An Analysis of Nanofiltration Treatment Applications on Recycled and Potable Water Supplies
Project ID: 400
Principal Investigator: Katherine Guerra
Research Topic: Desalination and Water Treatment
Priority Area Assignments: 2011 (Advanced Water Treatment)
Funded Fiscal Years: 2011
Recycled water can contain higher levels of salinity than may be practical for certain applications. Feed water for cooling towers and energy generation facilities are two such applications. Increased scaling and corrosion from using water with a high salt content will shorten the life and increase the maintenance of cooling towers. This is a major deterrent for certain customers to adopt the use of recycled water.
Recycled water providers, individual building owners, or energy producers have to make a decision on what level of salt removal is necessary. For some applications, reverse osmosis (RO) maybe an over-engineered solution. Nanofiltration (NF) could provide the water quality needed with less energy consumption and more water produced than RO. In addition to this, RO is currently being used on potable water to create ultra pure water for energy turbines, where as NF may be able to fill this niche.
It can be more expensive to treat water to potable standards than to recycled water standards. Therefore, wastewater utilities across the nation are developing recycled water as a new source of supply. It is in the interest of a water utility to provide recycled water using the most economical treatment process.
The main research questions to be addressed are: relative to RO, how efficient, economical, and environmentally sound is NF for treating: Recycled water for use in cooling towers? Recycled and potable water for use in energy production turbines?

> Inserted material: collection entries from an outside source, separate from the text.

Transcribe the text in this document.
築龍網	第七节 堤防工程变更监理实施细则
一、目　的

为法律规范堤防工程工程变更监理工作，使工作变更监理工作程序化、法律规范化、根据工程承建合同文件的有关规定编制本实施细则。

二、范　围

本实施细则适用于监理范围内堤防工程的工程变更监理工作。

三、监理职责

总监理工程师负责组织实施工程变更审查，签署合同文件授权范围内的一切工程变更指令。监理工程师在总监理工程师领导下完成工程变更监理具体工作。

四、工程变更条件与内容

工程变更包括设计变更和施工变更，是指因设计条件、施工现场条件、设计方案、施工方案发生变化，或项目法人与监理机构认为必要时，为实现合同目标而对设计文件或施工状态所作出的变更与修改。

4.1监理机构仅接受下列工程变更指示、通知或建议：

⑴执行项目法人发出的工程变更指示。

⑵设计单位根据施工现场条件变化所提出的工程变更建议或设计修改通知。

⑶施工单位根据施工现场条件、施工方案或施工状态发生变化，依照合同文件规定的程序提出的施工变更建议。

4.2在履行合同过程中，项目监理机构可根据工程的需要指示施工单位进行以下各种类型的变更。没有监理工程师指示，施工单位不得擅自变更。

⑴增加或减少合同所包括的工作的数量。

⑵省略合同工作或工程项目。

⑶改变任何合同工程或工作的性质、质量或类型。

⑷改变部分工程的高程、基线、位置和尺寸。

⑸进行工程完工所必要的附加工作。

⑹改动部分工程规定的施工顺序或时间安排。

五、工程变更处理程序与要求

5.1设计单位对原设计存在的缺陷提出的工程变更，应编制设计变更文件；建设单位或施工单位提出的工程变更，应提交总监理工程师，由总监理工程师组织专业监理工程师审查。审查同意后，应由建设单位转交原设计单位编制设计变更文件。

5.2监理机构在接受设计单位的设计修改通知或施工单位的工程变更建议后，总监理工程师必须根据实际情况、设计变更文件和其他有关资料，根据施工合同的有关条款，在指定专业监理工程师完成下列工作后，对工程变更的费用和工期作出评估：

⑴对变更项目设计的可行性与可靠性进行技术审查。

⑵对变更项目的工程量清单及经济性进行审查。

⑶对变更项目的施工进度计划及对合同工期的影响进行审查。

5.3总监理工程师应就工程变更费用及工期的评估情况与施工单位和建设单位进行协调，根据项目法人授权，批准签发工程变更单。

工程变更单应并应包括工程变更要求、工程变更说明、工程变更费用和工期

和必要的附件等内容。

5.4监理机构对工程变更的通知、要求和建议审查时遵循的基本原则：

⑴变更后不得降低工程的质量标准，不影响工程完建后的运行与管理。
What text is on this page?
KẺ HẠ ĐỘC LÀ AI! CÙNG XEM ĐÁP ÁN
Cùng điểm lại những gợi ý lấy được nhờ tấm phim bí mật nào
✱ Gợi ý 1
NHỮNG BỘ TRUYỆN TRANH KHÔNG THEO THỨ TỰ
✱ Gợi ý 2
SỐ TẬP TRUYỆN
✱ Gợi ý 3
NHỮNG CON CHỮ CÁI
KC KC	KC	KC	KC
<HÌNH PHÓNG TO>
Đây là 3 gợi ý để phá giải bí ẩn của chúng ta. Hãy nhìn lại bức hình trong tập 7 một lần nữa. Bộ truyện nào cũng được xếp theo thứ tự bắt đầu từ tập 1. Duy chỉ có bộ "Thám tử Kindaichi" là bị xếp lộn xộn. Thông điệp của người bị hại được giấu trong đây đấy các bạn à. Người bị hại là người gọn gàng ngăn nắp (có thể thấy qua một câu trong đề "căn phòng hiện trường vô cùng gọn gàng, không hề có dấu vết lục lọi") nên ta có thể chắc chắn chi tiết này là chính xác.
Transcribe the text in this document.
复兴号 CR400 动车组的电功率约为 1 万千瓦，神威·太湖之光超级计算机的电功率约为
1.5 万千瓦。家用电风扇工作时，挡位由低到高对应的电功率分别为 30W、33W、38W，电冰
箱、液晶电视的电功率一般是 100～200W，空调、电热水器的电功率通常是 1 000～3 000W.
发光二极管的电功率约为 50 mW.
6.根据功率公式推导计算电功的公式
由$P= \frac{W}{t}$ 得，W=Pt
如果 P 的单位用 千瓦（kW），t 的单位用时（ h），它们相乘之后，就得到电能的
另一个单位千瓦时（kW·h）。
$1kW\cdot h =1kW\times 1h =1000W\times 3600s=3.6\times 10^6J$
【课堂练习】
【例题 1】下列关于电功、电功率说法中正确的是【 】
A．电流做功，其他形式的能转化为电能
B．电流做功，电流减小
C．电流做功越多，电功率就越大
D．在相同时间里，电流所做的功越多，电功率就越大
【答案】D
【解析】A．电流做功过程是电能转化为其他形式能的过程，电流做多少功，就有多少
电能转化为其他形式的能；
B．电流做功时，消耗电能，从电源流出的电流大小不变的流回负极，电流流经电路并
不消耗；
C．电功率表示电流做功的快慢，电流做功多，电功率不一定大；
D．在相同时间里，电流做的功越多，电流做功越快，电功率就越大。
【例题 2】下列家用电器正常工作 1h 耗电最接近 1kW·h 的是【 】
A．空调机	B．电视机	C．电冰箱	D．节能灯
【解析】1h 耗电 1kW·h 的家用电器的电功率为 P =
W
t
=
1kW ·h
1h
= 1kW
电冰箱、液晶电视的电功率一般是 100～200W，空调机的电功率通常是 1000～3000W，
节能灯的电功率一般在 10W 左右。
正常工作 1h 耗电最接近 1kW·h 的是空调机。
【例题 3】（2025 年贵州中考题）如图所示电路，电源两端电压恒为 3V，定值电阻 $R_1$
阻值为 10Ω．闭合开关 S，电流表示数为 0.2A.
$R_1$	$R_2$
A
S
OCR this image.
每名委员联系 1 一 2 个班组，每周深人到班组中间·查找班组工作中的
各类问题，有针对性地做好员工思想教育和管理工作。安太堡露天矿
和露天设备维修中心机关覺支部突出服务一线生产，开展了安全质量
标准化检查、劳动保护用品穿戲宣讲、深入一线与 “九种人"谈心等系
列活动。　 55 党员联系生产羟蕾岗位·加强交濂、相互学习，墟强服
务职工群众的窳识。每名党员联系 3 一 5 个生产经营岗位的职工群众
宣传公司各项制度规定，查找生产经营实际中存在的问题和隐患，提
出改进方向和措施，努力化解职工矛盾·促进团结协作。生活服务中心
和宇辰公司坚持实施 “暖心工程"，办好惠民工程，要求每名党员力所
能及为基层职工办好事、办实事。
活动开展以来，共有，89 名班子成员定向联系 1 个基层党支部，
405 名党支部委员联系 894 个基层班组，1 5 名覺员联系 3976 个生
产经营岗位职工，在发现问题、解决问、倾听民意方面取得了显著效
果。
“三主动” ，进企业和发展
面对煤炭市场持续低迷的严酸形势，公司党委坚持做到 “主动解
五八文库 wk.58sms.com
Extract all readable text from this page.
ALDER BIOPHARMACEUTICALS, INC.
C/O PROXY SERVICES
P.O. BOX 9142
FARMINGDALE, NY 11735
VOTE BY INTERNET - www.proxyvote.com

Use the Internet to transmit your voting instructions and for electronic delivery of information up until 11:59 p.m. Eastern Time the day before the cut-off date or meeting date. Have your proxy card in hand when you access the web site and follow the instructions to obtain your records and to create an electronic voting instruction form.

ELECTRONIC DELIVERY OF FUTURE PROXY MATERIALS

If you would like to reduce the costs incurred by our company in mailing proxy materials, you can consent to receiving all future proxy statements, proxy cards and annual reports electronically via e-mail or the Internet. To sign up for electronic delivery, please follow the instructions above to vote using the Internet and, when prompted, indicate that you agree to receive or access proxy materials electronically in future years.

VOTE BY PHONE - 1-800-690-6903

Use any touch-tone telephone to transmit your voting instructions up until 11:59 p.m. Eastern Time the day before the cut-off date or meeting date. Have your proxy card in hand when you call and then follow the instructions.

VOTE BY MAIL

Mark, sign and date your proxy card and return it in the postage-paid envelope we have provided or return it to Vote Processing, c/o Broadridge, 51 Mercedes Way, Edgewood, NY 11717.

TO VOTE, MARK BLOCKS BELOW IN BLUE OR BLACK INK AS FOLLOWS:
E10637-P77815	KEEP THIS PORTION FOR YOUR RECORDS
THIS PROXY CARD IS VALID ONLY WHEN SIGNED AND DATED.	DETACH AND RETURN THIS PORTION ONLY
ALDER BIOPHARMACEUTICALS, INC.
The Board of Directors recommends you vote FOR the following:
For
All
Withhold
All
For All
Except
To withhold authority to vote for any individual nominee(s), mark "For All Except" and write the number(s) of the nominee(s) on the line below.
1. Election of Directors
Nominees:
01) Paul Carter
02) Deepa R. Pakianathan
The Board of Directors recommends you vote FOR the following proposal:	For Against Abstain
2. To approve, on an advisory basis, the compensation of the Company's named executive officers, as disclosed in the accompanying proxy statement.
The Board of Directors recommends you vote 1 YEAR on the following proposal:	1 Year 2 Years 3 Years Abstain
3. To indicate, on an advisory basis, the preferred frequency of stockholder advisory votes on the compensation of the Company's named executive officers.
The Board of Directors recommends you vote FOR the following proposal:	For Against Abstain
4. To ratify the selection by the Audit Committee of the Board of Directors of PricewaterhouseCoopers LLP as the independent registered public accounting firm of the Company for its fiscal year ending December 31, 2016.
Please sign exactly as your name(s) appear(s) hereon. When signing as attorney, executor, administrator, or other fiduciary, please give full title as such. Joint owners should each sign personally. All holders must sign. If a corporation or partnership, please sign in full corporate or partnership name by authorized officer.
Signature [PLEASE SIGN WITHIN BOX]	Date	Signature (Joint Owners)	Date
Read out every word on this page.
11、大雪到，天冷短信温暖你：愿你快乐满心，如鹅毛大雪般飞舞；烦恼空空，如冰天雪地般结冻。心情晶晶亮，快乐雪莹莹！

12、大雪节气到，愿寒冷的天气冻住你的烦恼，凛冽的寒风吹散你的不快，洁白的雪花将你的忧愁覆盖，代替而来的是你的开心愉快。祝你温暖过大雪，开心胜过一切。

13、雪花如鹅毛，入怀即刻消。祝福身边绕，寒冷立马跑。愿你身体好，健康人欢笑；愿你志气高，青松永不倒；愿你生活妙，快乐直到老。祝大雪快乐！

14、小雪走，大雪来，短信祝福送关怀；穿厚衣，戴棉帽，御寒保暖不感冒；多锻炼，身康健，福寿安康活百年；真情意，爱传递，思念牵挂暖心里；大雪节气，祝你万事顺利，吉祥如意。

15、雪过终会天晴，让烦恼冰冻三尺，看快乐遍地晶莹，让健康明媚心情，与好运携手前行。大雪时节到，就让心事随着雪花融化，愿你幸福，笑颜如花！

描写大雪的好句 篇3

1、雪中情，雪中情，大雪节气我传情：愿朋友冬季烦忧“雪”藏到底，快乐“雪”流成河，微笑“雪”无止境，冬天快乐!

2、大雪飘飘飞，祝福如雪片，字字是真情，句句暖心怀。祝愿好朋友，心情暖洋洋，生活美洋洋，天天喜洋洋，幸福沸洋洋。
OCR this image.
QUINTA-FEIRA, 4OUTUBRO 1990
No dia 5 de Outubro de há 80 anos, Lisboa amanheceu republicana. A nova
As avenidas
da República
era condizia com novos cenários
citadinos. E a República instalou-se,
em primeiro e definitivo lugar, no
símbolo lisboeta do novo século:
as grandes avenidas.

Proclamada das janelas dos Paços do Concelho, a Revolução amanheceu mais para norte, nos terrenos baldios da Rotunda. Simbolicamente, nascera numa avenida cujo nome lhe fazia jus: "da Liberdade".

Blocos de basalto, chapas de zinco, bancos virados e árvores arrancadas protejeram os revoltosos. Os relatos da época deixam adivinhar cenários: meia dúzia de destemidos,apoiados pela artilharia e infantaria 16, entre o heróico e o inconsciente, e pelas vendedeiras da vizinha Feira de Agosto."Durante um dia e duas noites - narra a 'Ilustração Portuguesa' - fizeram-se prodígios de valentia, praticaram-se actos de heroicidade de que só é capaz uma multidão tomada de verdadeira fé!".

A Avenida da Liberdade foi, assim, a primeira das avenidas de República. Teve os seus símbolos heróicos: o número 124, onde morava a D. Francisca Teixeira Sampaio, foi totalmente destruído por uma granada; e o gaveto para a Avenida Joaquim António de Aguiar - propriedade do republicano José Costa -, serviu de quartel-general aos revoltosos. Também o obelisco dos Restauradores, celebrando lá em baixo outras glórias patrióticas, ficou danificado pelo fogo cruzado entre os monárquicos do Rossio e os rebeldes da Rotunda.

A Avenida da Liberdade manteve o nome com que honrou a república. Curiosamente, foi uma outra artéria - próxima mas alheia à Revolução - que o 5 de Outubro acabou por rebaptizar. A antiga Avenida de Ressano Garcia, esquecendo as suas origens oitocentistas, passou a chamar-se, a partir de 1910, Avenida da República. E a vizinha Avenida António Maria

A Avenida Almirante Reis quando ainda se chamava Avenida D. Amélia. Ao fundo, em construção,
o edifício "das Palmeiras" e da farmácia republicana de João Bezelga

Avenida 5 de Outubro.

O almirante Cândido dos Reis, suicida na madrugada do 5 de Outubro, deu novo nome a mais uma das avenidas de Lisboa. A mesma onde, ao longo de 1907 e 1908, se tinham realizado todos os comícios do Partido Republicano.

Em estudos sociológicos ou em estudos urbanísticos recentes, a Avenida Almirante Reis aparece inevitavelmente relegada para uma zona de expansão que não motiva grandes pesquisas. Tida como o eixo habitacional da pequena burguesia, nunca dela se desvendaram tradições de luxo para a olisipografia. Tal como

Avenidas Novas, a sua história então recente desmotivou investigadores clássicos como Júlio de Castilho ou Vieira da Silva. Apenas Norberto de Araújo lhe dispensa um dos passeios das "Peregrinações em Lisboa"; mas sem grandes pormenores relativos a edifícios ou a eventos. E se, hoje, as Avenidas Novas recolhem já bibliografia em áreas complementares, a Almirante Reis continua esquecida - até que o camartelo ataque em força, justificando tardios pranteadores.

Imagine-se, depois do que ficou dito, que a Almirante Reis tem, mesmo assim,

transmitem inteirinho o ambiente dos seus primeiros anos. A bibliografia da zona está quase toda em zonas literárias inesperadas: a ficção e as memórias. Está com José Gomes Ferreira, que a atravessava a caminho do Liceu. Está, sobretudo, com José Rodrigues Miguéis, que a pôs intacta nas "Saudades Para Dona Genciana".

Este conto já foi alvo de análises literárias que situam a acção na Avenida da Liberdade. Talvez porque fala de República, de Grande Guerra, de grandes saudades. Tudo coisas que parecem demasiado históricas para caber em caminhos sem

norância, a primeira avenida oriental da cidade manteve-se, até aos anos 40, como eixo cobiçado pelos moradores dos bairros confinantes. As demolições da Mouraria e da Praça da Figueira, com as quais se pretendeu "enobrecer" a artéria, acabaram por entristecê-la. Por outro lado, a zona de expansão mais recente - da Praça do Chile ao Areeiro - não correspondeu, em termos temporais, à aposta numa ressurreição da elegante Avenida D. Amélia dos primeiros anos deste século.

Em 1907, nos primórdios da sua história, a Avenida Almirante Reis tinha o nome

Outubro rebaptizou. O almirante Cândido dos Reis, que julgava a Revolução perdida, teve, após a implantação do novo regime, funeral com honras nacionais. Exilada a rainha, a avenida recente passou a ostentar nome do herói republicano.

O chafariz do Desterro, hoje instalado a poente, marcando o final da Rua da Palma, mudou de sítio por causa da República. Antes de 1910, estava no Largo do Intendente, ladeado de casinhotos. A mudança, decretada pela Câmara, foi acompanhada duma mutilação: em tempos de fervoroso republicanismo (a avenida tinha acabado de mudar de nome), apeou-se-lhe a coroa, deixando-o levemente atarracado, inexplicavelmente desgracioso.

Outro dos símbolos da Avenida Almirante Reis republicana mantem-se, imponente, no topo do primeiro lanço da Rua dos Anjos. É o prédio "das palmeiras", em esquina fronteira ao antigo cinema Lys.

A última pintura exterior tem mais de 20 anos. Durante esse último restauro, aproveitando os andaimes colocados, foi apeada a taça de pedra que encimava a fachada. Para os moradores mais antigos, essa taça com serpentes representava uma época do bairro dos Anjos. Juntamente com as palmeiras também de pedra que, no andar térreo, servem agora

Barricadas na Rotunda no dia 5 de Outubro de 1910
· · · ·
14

This would be accomplished by evaluating the overall efficiencies of the NF vs. RO processes on recycled and potable water. Characteristics to be analyzed are: pre/post treatment requirements, water recovery, contaminant rejection, energy use, waste stream size, and disposal costs. Effectiveness would be measured by comparing how well each process meets the cooling tower and energy production turbines feed water quality standards considering life cycle costs, environmental issues, and energy reduction.
Need and Benefit
The Texas Water Development Board (TWDB) is the state agency responsible for planning, financial assistance, information and education for the conservation and development of water resources in Texas. TWDB is currently undertaking efforts to identify legal, political, regulatory, financial and technical barriers associated with advancing water reuse in Texas. These efforts will culminate in the TWDB making policy and funding recommendations on various reuse projects, both pilot/demonstration and full-scale construction, over the next 3 to 5 years. To assist in this effort, the TWDB has requested that Reclamation build upon recommendations stemming from the aforementioned effort and utilize its expertise under the R&D program to evaluate the state of technology, various applications, and economic feasibility of using NF treatment technology for water reuse. The results of this effort would assist TWDB in prioritizing educational resources, funding, and making policy decisions regarding advancement of water reuse in Texas.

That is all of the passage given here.